Cadherins are transmembrane proteins responsible for cell adhesion. Cell adhesion is a crucial feature for the sustainability and maintenance of normal tissue function and three dimensional structure. Cadherins share an extracellular domain consisting of multiple repeats of cadherin-specific motif and are calcium dependent homotypic cell-to-cell adhesion molecules. They are localized mostly in specialized sites called adherence junctions¹.

N-cadherin consists of an amino-terminal external domain with five tandem repeats, a single transmembrane segment, and a cytoplasmic carboxy-terminal domain of approximately 150 amino acids. The intracellular domain of N-cadherin interacts with a group of proteins called catenins that are essential for cadherin-mediated cell adhesion. It is suggested that N-cadherin proteins align in a form of “zipper” when involved in cell adhesion. Cadherins on one cell surface form a series of rigid dimers that attach to equivalent dimers on the opposing cells and lateral motion of these complexes allows the cell junction site to “zip up”¹.
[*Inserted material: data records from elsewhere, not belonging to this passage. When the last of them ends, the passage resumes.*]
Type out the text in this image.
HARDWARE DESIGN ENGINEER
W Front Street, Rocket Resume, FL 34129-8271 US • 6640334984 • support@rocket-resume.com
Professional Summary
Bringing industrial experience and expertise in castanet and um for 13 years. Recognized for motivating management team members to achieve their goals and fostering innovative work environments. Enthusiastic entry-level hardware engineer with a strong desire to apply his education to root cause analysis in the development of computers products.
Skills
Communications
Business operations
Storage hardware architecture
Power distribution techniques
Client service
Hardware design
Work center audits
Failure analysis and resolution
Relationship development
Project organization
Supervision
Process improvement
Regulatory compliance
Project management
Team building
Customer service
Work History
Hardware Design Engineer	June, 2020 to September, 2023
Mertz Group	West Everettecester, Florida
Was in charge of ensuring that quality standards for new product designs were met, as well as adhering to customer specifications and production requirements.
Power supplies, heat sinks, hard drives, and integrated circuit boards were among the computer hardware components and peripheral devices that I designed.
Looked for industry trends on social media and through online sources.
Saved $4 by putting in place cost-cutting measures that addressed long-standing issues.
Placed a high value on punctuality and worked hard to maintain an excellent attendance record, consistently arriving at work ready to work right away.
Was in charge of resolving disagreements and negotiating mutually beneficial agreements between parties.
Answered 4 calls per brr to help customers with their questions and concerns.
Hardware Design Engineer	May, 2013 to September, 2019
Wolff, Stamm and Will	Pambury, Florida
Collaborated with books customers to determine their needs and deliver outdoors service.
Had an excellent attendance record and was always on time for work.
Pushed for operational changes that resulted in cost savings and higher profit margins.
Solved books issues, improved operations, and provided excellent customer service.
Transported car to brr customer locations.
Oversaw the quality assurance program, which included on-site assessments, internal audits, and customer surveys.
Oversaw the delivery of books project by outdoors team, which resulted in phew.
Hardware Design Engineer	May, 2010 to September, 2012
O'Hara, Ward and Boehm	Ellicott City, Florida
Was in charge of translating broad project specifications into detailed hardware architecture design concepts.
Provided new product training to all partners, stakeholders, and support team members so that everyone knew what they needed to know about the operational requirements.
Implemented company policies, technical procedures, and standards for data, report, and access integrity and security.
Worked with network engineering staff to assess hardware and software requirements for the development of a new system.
N-cadherin plays a role in tumor metastasis. Unlike E-cadherin that causes tumor metastasis when insufficiently, N-cadherin is involved in tumor metastasis when upregulated. N-cadherin stimulates migration, invasion and metastasis of squamous cell breast cancer and its effects are increased by FGF-2 suggesting that N-cadherin and FGFR-1 synergize and promote aggressive tumor behavior. This synergy also promotes neuronal growth¹. Interestingly, low levels of N-cadherin are associated with a higher invasive capacity of astrocytic glioma by increasing tumor (and normal) cell migration speed and creating a less organized pattern of migration³.